Explore the power of analytic functions – Part 2

In the previous blog post on that subject we reviewed a couple a notable applications of Oracle analytic functions. Today, I came across another interesting illustration of the same concept.

Problem: List all employees from the same department and holding the same job title as ADAMS.

Expected Result:

ENAME JOB DEPTNO
ADAMS CLERK 20
SMITH CLERK 20

Like before, we start with traditional approaches that every experienced developer would easily demonstrate.

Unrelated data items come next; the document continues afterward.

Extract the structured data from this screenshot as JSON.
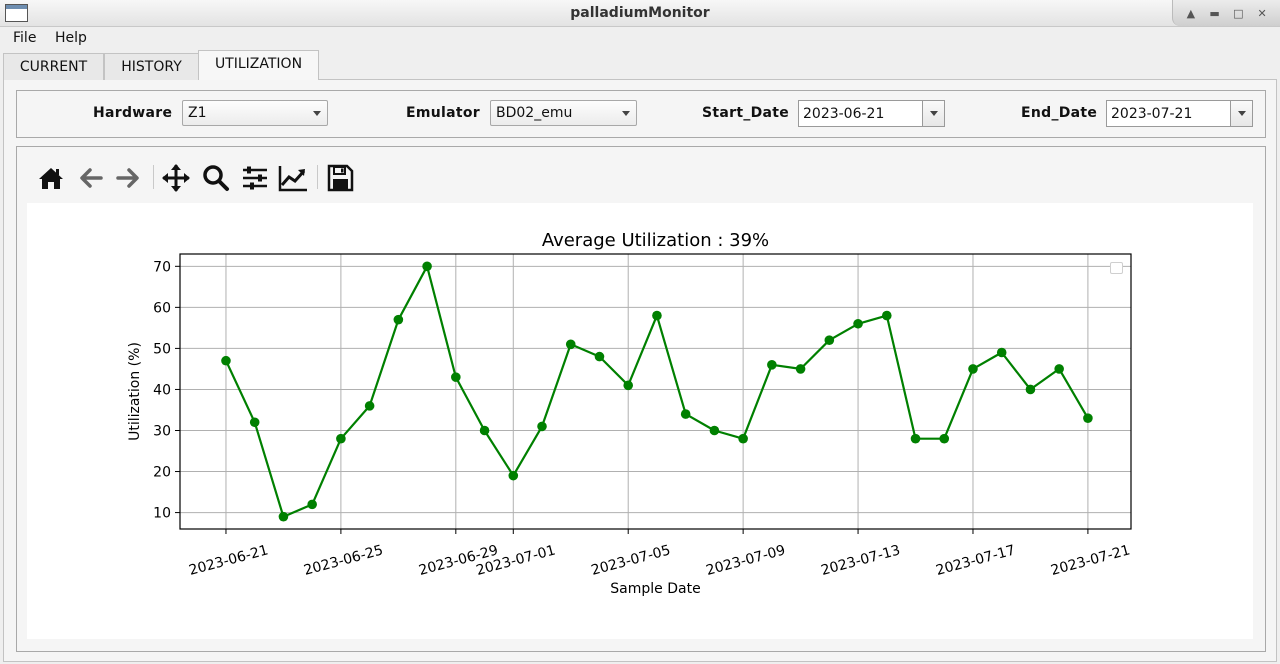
{
  "window": {
    "title": "palladiumMonitor",
    "controls": [
      "up-icon",
      "minimize-icon",
      "maximize-icon",
      "close-icon"
    ]
  },
  "menu": [
    "File",
    "Help"
  ],
  "tabs": [
    {
      "label": "CURRENT",
      "active": false
    },
    {
      "label": "HISTORY",
      "active": false
    },
    {
      "label": "UTILIZATION",
      "active": true
    }
  ],
  "filters": {
    "hardware_label": "Hardware",
    "hardware_value": "Z1",
    "emulator_label": "Emulator",
    "emulator_value": "BD02_emu",
    "start_label": "Start_Date",
    "start_value": "2023-06-21",
    "end_label": "End_Date",
    "end_value": "2023-07-21"
  },
  "toolbar": [
    "home-icon",
    "back-icon",
    "forward-icon",
    "pan-icon",
    "zoom-icon",
    "configure-subplots-icon",
    "edit-axis-icon",
    "save-icon"
  ],
  "chart_data": {
    "type": "line",
    "title": "Average Utilization : 39%",
    "xlabel": "Sample Date",
    "ylabel": "Utilization (%)",
    "line_color": "#008000",
    "grid": true,
    "legend": "top-right (empty)",
    "ylim": [
      6,
      73
    ],
    "xlim": [
      "2023-06-19.4",
      "2023-07-22.5"
    ],
    "y_ticks": [
      10,
      20,
      30,
      40,
      50,
      60,
      70
    ],
    "x_ticks": [
      "2023-06-21",
      "2023-06-25",
      "2023-06-29",
      "2023-07-01",
      "2023-07-05",
      "2023-07-09",
      "2023-07-13",
      "2023-07-17",
      "2023-07-21"
    ],
    "x": [
      "2023-06-21",
      "2023-06-22",
      "2023-06-23",
      "2023-06-24",
      "2023-06-25",
      "2023-06-26",
      "2023-06-27",
      "2023-06-28",
      "2023-06-29",
      "2023-06-30",
      "2023-07-01",
      "2023-07-02",
      "2023-07-03",
      "2023-07-04",
      "2023-07-05",
      "2023-07-06",
      "2023-07-07",
      "2023-07-08",
      "2023-07-09",
      "2023-07-10",
      "2023-07-11",
      "2023-07-12",
      "2023-07-13",
      "2023-07-14",
      "2023-07-15",
      "2023-07-16",
      "2023-07-17",
      "2023-07-18",
      "2023-07-19",
      "2023-07-20",
      "2023-07-21"
    ],
    "y": [
      47,
      32,
      9,
      12,
      28,
      36,
      57,
      70,
      43,
      30,
      19,
      31,
      51,
      48,
      41,
      58,
      34,
      30,
      28,
      46,
      45,
      52,
      56,
      58,
      28,
      28,
      45,
      49,
      40,
      45,
      33
    ]
  }
}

Strategy #1:  Using multi-column subquery

SELECT ename, job, deptno
FROM scott.emp
WHERE (deptno, job) IN (SELECT deptno, job
                        FROM scott.emp
                        WHERE ename = 'ADAMS')
ORDER BY 2, 3, 1

Strategy #2:  Using self-join

SELECT a.ename, job, deptno
FROM scott.emp a JOIN scott.emp b USING(deptno, job)
WHERE b.ename = 'ADAMS'
ORDER BY job, deptno, a.ename

Strategy #3:  Using EXISTS predicate

SELECT ename, job, deptno
FROM scott.emp a
WHERE EXISTS (SELECT 1
              FROM scott.emp
              WHERE ename  = 'ADAMS'
                AND deptno = a.deptno
                AND job    = a.job)
ORDER BY 2, 3, 1

A common feature of all the strategies above is having two copies of the emp table with two joining conditions (deptno, job) and one filter (ename = ‘ADAMS’)

As we have seen before, with analytic functions, we can get away with a single copy of th emp table.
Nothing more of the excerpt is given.